Having just finished up the power steering system on the R32 I figured it would be a good moment to take some pictures and make a post. For me, power steering has always just been something I've let be and when something broke or leaked I would fix it. When I first picked the R32 up it still had HICAS, which was first on the list of things to eliminate. As parts of that process I dumped tons of hard lines, which made things under the car and in the engine room much tidier. However, all the hard PS lines running under the motor and in front of the oil pan were still there. I didn't want them to be.
Originally, I bought that Chase Bays kit, which was probably not the best bang for the buck and I wasn't that thrilled with the kit. After I purchased it I ended up helping Eric from Kunigan put an Earl's setup together for his R32 Skyline (he now drives an S15). In the process I ended up replacing most of the Chase kit I picked up with Earl's fittings and lines. The Chase Bays power steering reservoir also went into a box and I picked up a nifty ex-Nascar reservoir off ebay.
Because the compressor housing on the Trust T67 turbo is so big I couldn't fit the reservoir in the stock location so I ended up using a bracket and clamp to mount it behind the passenger headlight. Note the power steering pump in the picture above. The R32 came with an RB20 HICAS pump, which has a second outlet to feed fluid to the HICAS system. In the process of eliminating the HICAS I grabbed a new R33 non-HICAS pump off Yahoo Auctions for less than 10,000 yen. That allowed me to avoid having to plug the HICAS feed and I don't have to worry about an old and worn pump failing on me.
The return line from the pump to the reservoir is normally push-on, but I wanted the entire system to use fittings and braided lines. I had an -AN male fitting welded to the bolt-on flange for the return line to the reservoir.
You can see the return from the pump feeding into the bottom of the reservoir above. The -6AN fitting on the side of the reservoir goes down to the cooler. There are nifty temperature stickers on the side of the reservoir. I have no idea if they actually do anything, but I saw no good reason to peel them off.
The shot above shows the line from the reservoir coming down and feeding into the right side of the cooler. You may have noticed how small the cooler is. It's actually one of the smallest Earl's makes. The power steering system wouldn't benefit from a large cooler on this car the same way the PS system on a competition car would. This is a "street" drift car afterall.

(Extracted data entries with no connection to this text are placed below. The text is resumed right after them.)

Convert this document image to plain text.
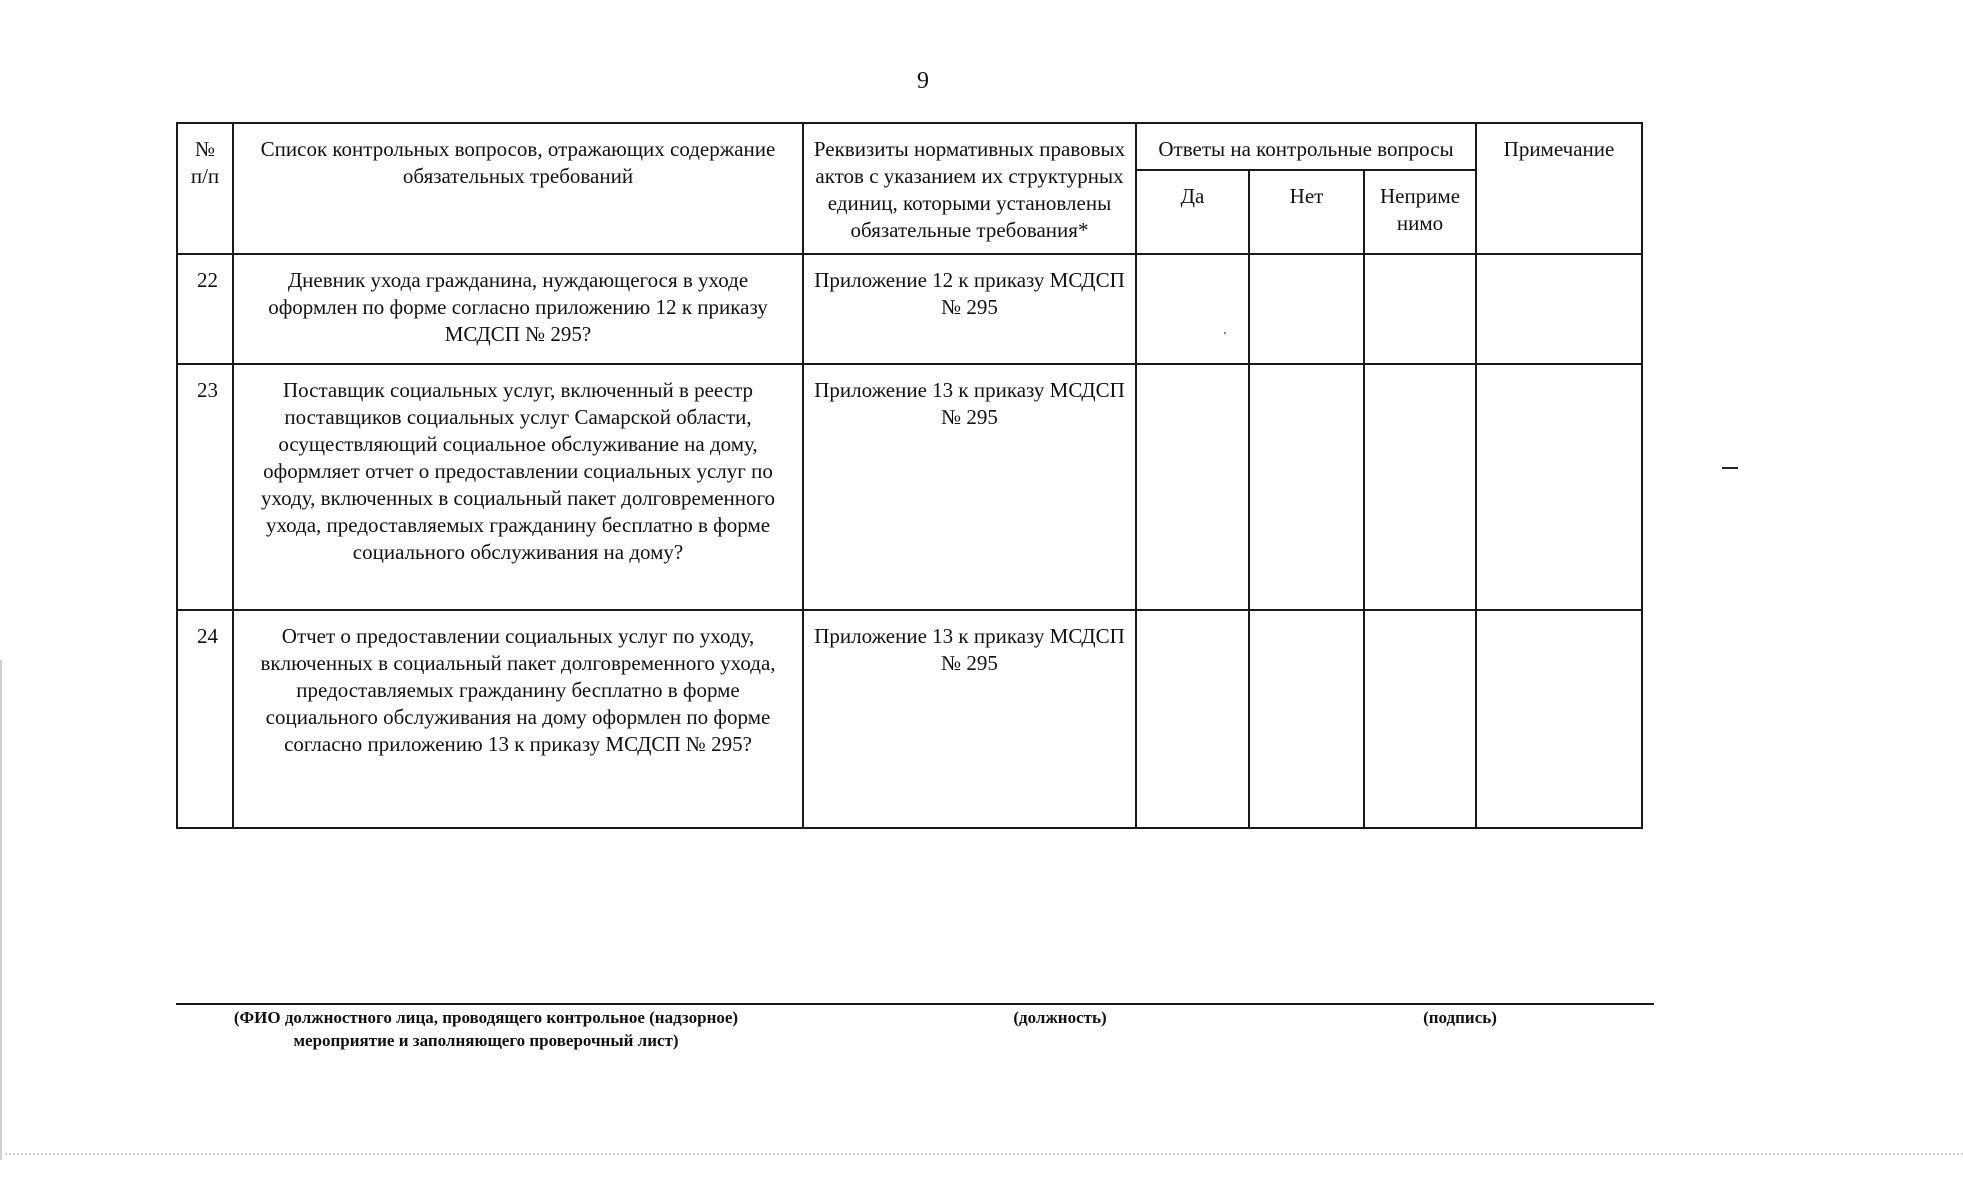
9
№ п/п	Список контрольных вопросов, отражающих содержание обязательных требований	Реквизиты нормативных правовых актов с указанием их структурных единиц, которыми установлены обязательные требования*	Ответы на контрольные вопросы			Примечание
			Да	Нет	Неприме нимо	
22	Дневник ухода гражданина, нуждающегося в уходе оформлен по форме согласно приложению 12 к приказу МСДСП № 295?	Приложение 12 к приказу МСДСП № 295				
23	Поставщик социальных услуг, включенный в реестр поставщиков социальных услуг Самарской области, осуществляющий социальное обслуживание на дому, оформляет отчет о предоставлении социальных услуг по уходу, включенных в социальный пакет долговременного ухода, предоставляемых гражданину бесплатно в форме социального обслуживания на дому?	Приложение 13 к приказу МСДСП № 295				
24	Отчет о предоставлении социальных услуг по уходу, включенных в социальный пакет долговременного ухода, предоставляемых гражданину бесплатно в форме социального обслуживания на дому оформлен по форме согласно приложению 13 к приказу МСДСП № 295?	Приложение 13 к приказу МСДСП № 295				
(ФИО должностного лица, проводящего контрольное (надзорное) мероприятие и заполняющего проверочный лист)
(должность)	(подпись)
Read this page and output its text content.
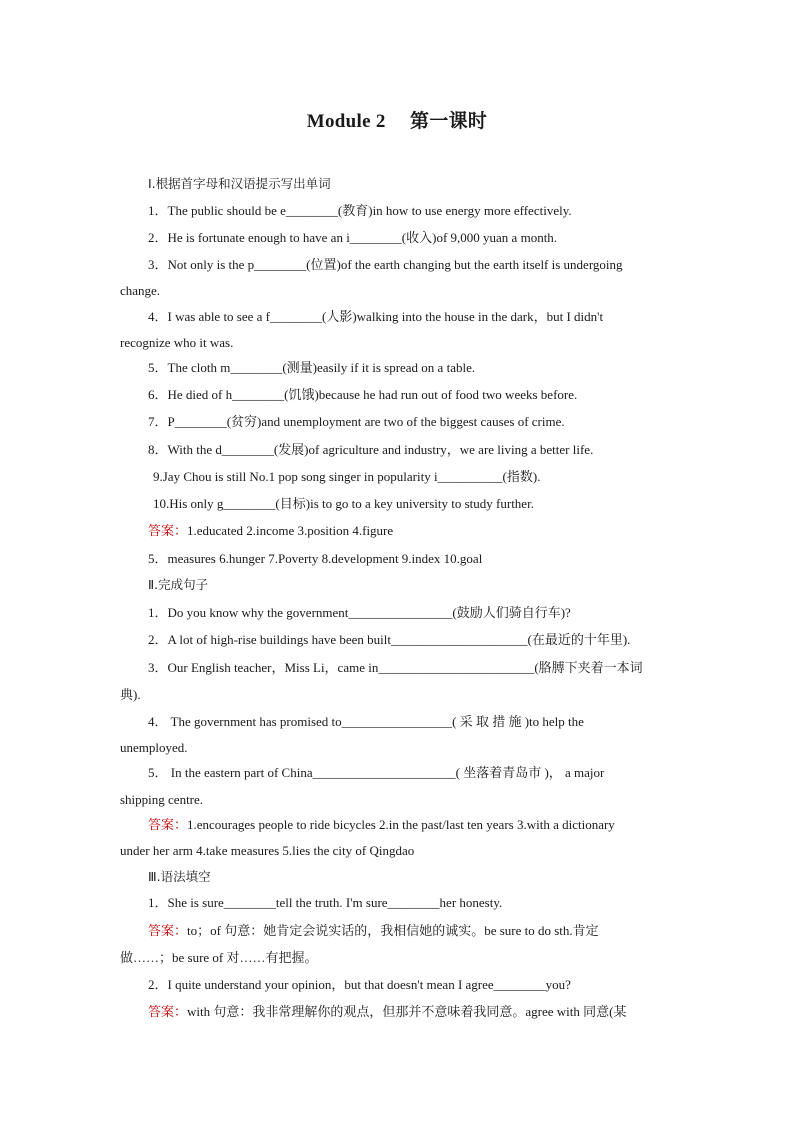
Module 2　 第一课时
Ⅰ.根据首字母和汉语提示写出单词
1．The public should be e________(教育)in how to use energy more effectively.
2．He is fortunate enough to have an i________(收入)of 9,000 yuan a month.
3．Not only is the p________(位置)of the earth changing but the earth itself is undergoing
change.
4．I was able to see a f________(人影)walking into the house in the dark，but I didn't
recognize who it was.
5．The cloth m________(测量)easily if it is spread on a table.
6．He died of h________(饥饿)because he had run out of food two weeks before.
7．P________(贫穷)and unemployment are two of the biggest causes of crime.
8．With the d________(发展)of agriculture and industry，we are living a better life.
9.Jay Chou is still No.1 pop song singer in popularity i__________(指数).
10.His only g________(目标)is to go to a key university to study further.
答案：1.educated 2.income 3.position 4.figure
5．measures 6.hunger 7.Poverty 8.development 9.index 10.goal
Ⅱ.完成句子
1．Do you know why the government________________(鼓励人们骑自行车)?
2．A lot of high-rise buildings have been built_____________________(在最近的十年里).
3．Our English teacher，Miss Li，came in________________________(胳膊下夹着一本词
典).
4． The government has promised to_________________( 采 取 措 施 )to help the
unemployed.
5． In the eastern part of China______________________( 坐落着青岛市 )， a major
shipping centre.
答案：1.encourages people to ride bicycles 2.in the past/last ten years 3.with a dictionary
under her arm 4.take measures 5.lies the city of Qingdao
Ⅲ.语法填空
1．She is sure________tell the truth. I'm sure________her honesty.
答案：to；of 句意：她肯定会说实话的，我相信她的诚实。be sure to do sth.肯定
做……；be sure of 对……有把握。
2．I quite understand your opinion，but that doesn't mean I agree________you?
答案：with 句意：我非常理解你的观点，但那并不意味着我同意。agree with 同意(某
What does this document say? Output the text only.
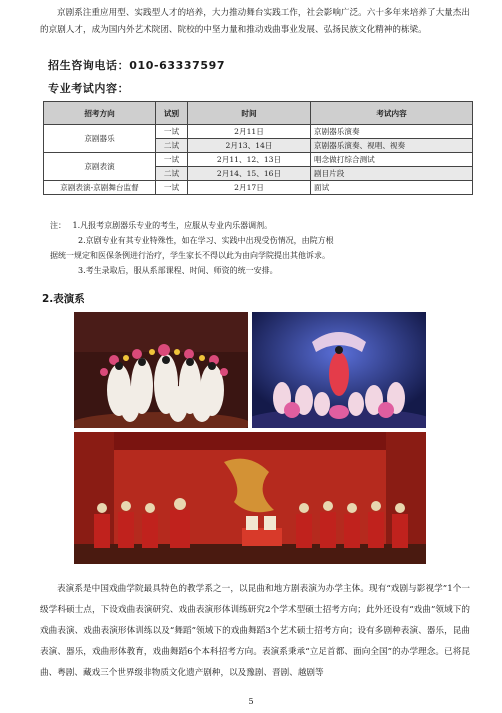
京剧系注重应用型、实践型人才的培养，大力推动舞台实践工作，社会影响广泛。六十多年来培养了大量杰出的京剧人才，成为国内外艺术院团、院校的中坚力量和推动戏曲事业发展、弘扬民族文化精神的栋梁。
招生咨询电话：010-63337597
专业考试内容：
招考方向	试别	时间	考试内容
京剧器乐	一试	2月11日	京剧器乐演奏
	二试	2月13、14日	京剧器乐演奏、视唱、视奏
京剧表演	一试	2月11、12、13日	唱念做打综合测试
	二试	2月14、15、16日	剧目片段
京剧表演-京剧舞台监督	一试	2月17日	面试
注： 1.凡报考京剧器乐专业的考生，应服从专业内乐器调剂。
2.京剧专业有其专业特殊性，如在学习、实践中出现受伤情况，由院方根
据统一规定和医保条例进行治疗，学生家长不得以此为由向学院提出其他诉求。
3.考生录取后，服从系部课程、时间、师资的统一安排。
2.表演系
表演系是中国戏曲学院最具特色的教学系之一，以昆曲和地方剧表演为办学主体。现有“戏剧与影视学”1个一级学科硕士点，下设戏曲表演研究、戏曲表演形体训练研究2个学术型硕士招考方向；此外还设有“戏曲”领域下的戏曲表演、戏曲表演形体训练以及“舞蹈”领域下的戏曲舞蹈3个艺术硕士招考方向；设有多剧种表演、器乐，昆曲表演、器乐，戏曲形体教育，戏曲舞蹈6个本科招考方向。表演系秉承“立足首都、面向全国”的办学理念。已将昆曲、粤剧、藏戏三个世界级非物质文化遗产剧种，以及豫剧、晋剧、越剧等
5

The line on the left runs back to the return on the rack (low pressure line).
Instead of buying some random brackets I decided to make them out of steel stock that I had laying around. You can't see it in the picture, but I drilled and set some rivnuts for the brackets for a nice fit and finish.
I don't have a brake, but I do have a big ass welding bench which works well as the base of a make-shift brake. The plate on top is some random bracket I eliminated from the R32 a while back and decided to keep it for bending brackets like this. I can't get a straight 90 degree bend, but the slight curve doesn't bother me.
I'm happy with the way everything turned out. I haven't had a chance to test the new setup out as I'm fixing a fuel line issue and doing some cooling upgrades. I'm hoping the extra fluid in the system and cooler will eliminate the slightly heavy steering feel that shows up after a bit of drifting. Also, for those who might be wondering, those are Federal 595 RS-RRs in the picture.